If you know what someone has bought for the past three years — every toothbrush, every impulse buy, every 2 AM purchase they forgot about — can a digital twin built from that data answer a survey as well as the human?
We tested it. This is an early, directional study — a small panel, a single retailer — but the results were clear enough to share. A larger validation is underway.
The Setup
We took a panel of real consumers who had completed two surveys and connected their Amazon purchase accounts through Ario’s data connector.
The first survey was about car care behavior — 22 questions about what car care activities they personally perform, from washing the exterior to applying tire shine.

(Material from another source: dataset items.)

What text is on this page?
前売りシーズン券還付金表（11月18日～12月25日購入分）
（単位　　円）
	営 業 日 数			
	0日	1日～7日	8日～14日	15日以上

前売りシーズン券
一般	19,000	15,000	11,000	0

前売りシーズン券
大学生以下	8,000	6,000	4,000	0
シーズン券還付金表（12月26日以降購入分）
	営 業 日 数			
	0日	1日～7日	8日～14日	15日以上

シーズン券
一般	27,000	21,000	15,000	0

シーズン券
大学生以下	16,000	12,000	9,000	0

Factual, behavioral questions with clear right-or-wrong answers.
The second was a product concept test for a new pet cleaning product they had never used — questions about appeal, purchase intent, and how much they agreed with statements like “this product offers valuable features” and “I want this product.” Subjective, opinion-based questions with no objectively correct answer.
For each person, we built a digital twin: a behavioral profile constructed entirely from their purchase history. What they buy. How much they spend. Which categories they favor. How often they repurchase. Whether they explore new brands or stick with what they know.
We didn’t configure the twin for either survey or tell it what was being tested. It answered based solely on purchase history. We scored every prediction against the actual human response.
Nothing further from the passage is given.